First he told me about the tumour. It’s big. Very big. They’re all poets round here. I asked for more detail and assured him I was capable of understanding big words, and wasn’t going to cry.
The tumour has taken over one side of my right kidney, and has swelled up to a very large size. It’s 17cm across (a healthy kidney is only 9-12 cm, so that’s a pretty big tumour). As far as they can see it hasn’t breached the kidney or spread, which is a good sign.
And it seems to be a slow-growing cancer. Fast-growing ones tend to push the skin out and be clearly visible from outside. Slower ones tend to ease other organs out of the way and remain hidden until, like mine, they grow so big they tear open the organ they’re growing inside, and cause a bleed.
Mine seems to have crushed my right lung to about 50% of its normal size. The lung will re-inflate after the surgery, and I’ll probably feel high on oxygen for a few weeks – it’s likely the cancer has taken 5 or even 10 years to get this big, and for much of that time I’ve had oxygen depravation. How odd.

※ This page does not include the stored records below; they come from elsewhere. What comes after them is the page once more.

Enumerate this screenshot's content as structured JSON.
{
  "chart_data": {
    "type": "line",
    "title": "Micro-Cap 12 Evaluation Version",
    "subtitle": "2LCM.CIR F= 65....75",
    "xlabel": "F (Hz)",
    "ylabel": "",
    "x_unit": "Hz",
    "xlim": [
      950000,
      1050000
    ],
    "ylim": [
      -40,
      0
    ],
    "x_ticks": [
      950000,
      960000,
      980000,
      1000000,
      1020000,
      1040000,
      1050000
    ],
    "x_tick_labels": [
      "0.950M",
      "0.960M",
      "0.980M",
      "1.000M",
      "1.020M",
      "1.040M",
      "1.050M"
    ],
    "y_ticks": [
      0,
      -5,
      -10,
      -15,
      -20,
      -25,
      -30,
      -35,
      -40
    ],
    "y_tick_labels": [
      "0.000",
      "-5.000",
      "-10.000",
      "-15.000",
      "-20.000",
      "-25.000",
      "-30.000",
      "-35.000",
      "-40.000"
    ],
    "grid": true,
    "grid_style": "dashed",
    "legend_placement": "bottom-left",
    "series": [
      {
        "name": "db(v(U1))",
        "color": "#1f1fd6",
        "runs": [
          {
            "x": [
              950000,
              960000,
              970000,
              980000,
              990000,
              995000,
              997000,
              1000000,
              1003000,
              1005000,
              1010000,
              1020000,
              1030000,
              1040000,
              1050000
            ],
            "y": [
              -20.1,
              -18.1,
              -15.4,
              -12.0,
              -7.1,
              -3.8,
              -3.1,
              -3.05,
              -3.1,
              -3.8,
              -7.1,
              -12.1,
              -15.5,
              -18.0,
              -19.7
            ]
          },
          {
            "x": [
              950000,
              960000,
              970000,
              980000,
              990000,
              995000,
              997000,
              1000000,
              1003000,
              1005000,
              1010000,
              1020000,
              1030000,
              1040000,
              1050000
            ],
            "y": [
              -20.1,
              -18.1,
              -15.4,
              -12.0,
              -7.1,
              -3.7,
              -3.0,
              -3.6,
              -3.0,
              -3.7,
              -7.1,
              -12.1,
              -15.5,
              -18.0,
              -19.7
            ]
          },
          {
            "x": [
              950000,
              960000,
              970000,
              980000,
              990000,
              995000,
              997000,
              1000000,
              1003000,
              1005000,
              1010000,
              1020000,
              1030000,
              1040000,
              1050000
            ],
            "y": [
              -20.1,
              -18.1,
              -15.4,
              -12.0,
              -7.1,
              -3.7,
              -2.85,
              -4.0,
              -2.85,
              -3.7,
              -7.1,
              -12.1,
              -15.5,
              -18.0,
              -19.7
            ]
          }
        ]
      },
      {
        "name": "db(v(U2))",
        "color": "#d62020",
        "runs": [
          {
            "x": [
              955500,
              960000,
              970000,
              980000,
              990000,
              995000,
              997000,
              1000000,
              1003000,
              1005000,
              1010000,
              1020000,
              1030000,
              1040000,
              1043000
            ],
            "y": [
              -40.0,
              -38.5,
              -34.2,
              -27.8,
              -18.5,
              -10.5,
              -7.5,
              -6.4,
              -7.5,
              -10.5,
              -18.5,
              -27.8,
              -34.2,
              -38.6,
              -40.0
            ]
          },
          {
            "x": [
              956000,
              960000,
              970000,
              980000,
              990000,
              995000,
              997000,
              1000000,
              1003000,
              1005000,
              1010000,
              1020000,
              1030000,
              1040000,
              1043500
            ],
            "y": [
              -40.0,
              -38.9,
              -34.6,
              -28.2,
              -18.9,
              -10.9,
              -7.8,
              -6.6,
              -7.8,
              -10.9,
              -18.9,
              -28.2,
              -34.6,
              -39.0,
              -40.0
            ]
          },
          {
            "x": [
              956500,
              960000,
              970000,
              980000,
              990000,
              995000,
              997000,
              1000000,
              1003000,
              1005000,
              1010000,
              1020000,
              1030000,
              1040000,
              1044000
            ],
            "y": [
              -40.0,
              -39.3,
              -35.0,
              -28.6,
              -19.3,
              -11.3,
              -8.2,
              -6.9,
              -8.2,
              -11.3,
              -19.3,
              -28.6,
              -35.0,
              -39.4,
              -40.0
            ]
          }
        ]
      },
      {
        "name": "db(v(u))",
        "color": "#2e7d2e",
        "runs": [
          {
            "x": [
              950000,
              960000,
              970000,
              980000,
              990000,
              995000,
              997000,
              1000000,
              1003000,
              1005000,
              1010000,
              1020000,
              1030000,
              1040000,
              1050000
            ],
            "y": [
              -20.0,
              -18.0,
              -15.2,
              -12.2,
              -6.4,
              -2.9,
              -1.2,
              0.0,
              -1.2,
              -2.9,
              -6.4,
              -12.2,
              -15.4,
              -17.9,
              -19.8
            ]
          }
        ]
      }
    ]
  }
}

The bad news is that cancers which start in the kidney don’t respond to chemotherapy or radiotherapy. So if the surgery doesn’t work there’s little else they can do.
So they made the decision to give themselves the best chance of a successful surgery, and that means opening me up rather than keyhole. The surgeon traced a little line from the bottom of my sternum down to my hip, which I estimated was around 10 or 12 inches. Big hole.
Surgery is scheduled for 5th April. Good. I’ll be glad to get the malignant little fucker out of me.